In his memoir, titled "I Attacked Pearl Harbor" in the U.S., Sakamaki wrote, "We were taught, and we came to believe, that the most important thing for us was to die manfully on the battlefield -- as the petals of the cherry blossoms fall to the ground -- and that in war there is only victory and no retreat."

He was repatriated after the war and in 1946 married his wife, Sadako, whose father and brother had been killed in the Hiroshima atomic bombing. He later became an executive for Toyota Corp. but was still scorned in Japan and so served in the company's Brazilian subsidiary.

The captured mini-sub became a traveling exhibit to raise money for war bonds. Even President Franklin D. Roosevelt inspected it. The mini-sub is now permanently on display at the National Museum of the Pacific War in Fredericksburg, Texas.

In 1991, Sakamaki came to the U.S. and visited the Texas museum. He approached his mini-sub and caressed its side. "Hello, friend," he said, and then wept. Sakamaki died in Japan at age 81 in 1999.

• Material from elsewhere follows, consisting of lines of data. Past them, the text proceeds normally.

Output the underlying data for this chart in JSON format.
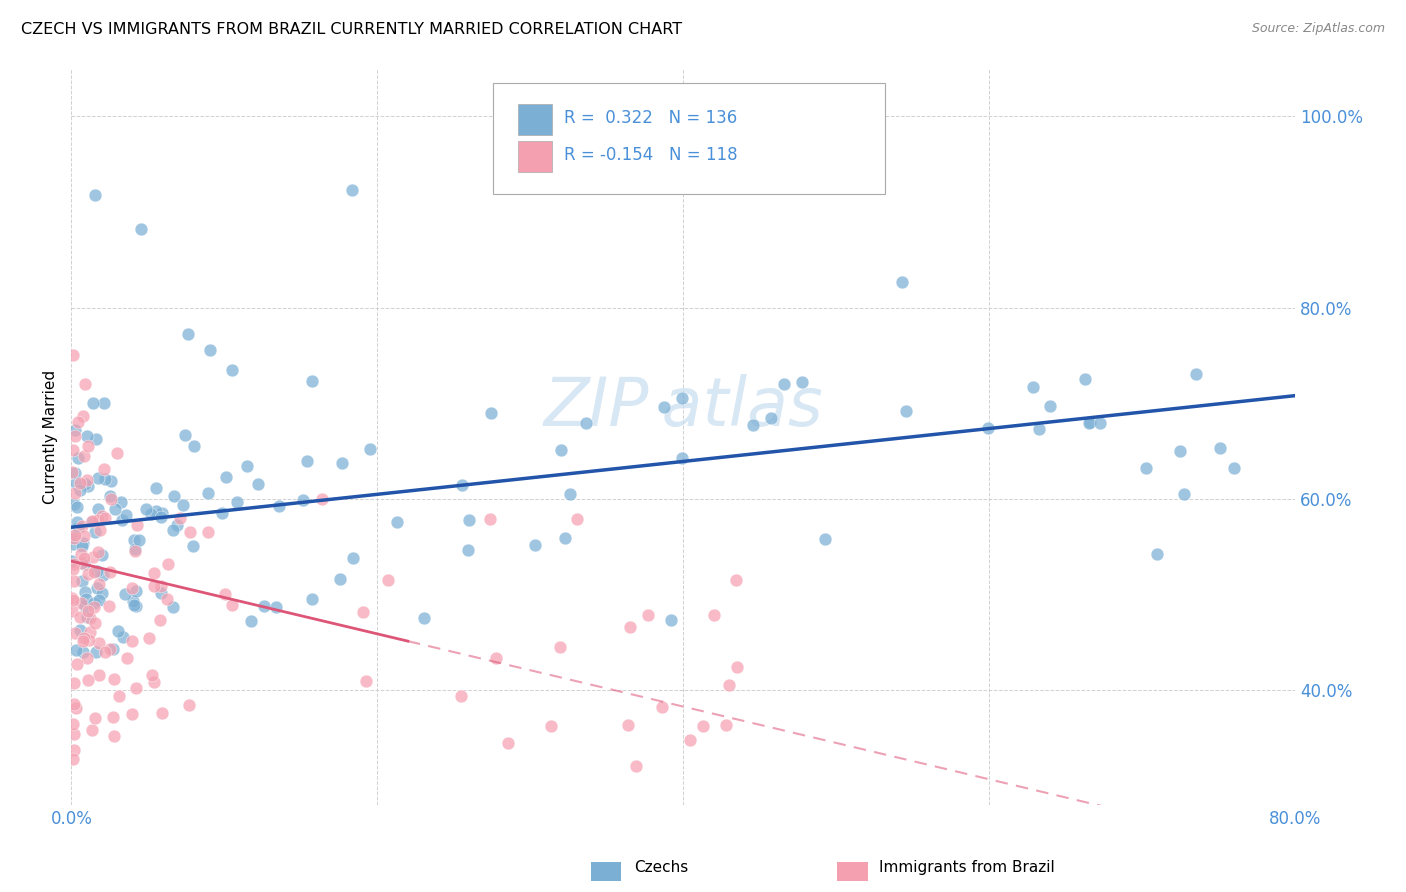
{
  "title": "CZECH VS IMMIGRANTS FROM BRAZIL CURRENTLY MARRIED CORRELATION CHART",
  "source": "Source: ZipAtlas.com",
  "ylabel": "Currently Married",
  "legend_label1": "Czechs",
  "legend_label2": "Immigrants from Brazil",
  "R1": 0.322,
  "N1": 136,
  "R2": -0.154,
  "N2": 118,
  "color_blue": "#7bafd4",
  "color_pink": "#f4a0b0",
  "color_text_blue": "#4a90d9",
  "trendline_blue": "#2255aa",
  "trendline_pink": "#dd5577",
  "watermark_color": "#c8ddf0",
  "background": "#ffffff",
  "grid_color": "#cccccc",
  "xlim": [
    0.0,
    0.8
  ],
  "ylim": [
    0.28,
    1.05
  ],
  "seed": 42
}
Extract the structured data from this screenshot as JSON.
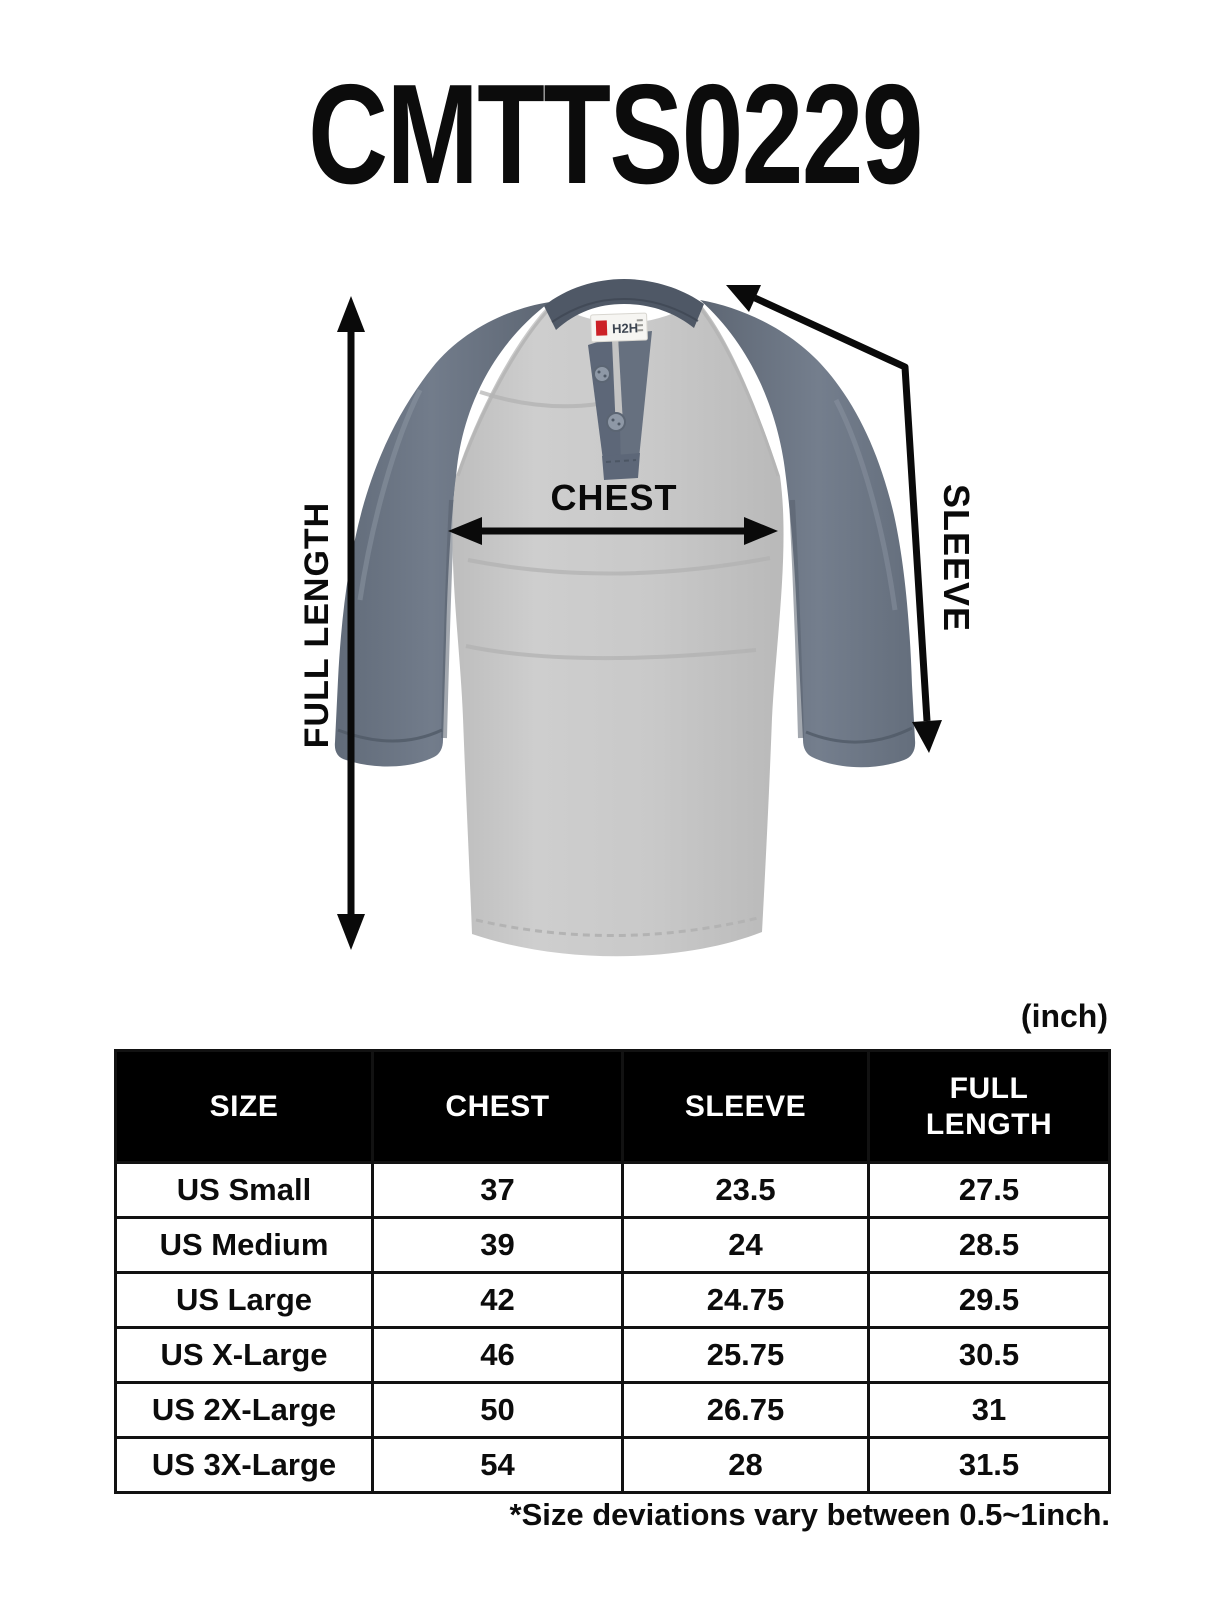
{
  "page": {
    "title": "CMTTS0229",
    "unit_label": "(inch)",
    "footnote": "*Size deviations vary between 0.5~1inch."
  },
  "figure": {
    "labels": {
      "full_length": "FULL LENGTH",
      "chest": "CHEST",
      "sleeve": "SLEEVE"
    },
    "shirt": {
      "brand_label": "H2H",
      "colors": {
        "body": "#c8c8c8",
        "body_highlight": "#d9d9d9",
        "sleeve": "#6e7888",
        "sleeve_shadow": "#59636f",
        "collar": "#4f5866",
        "placket": "#5d6778",
        "button": "#8e98a6",
        "label_bg": "#f6f5f2",
        "label_red": "#cc2127",
        "arrow": "#0a0a0a"
      }
    }
  },
  "table": {
    "columns": [
      "SIZE",
      "CHEST",
      "SLEEVE",
      "FULL LENGTH"
    ],
    "rows": [
      {
        "size": "US Small",
        "chest": "37",
        "sleeve": "23.5",
        "full_length": "27.5"
      },
      {
        "size": "US Medium",
        "chest": "39",
        "sleeve": "24",
        "full_length": "28.5"
      },
      {
        "size": "US Large",
        "chest": "42",
        "sleeve": "24.75",
        "full_length": "29.5"
      },
      {
        "size": "US X-Large",
        "chest": "46",
        "sleeve": "25.75",
        "full_length": "30.5"
      },
      {
        "size": "US 2X-Large",
        "chest": "50",
        "sleeve": "26.75",
        "full_length": "31"
      },
      {
        "size": "US 3X-Large",
        "chest": "54",
        "sleeve": "28",
        "full_length": "31.5"
      }
    ]
  }
}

The mini-subs at the bottom off Pearl Harbor are now considered war graves and, for Delgado, they are part of the legacy of the attacks that must be kept inviolate. "They're almost all gone now," he said of the veterans of Pearl Harbor, both Japanese and U.S.

When they are gone, "the memories of them will be as distant as the Civil War is to us," Delgado said. "How do we carry it forward?"

What will be left is the legacy in the artifacts and the places, he said. "These are the touchstones," he said, including mini-subs at the bottom of the sea. "The coming generations can learn from them."

Pearl Harbor is "more than just the story of young men, full of patriotic fervor and idealism, going off to war." It is also the story of the following generations of both nations, and how "75 years later those enemies became friends," Delgado said.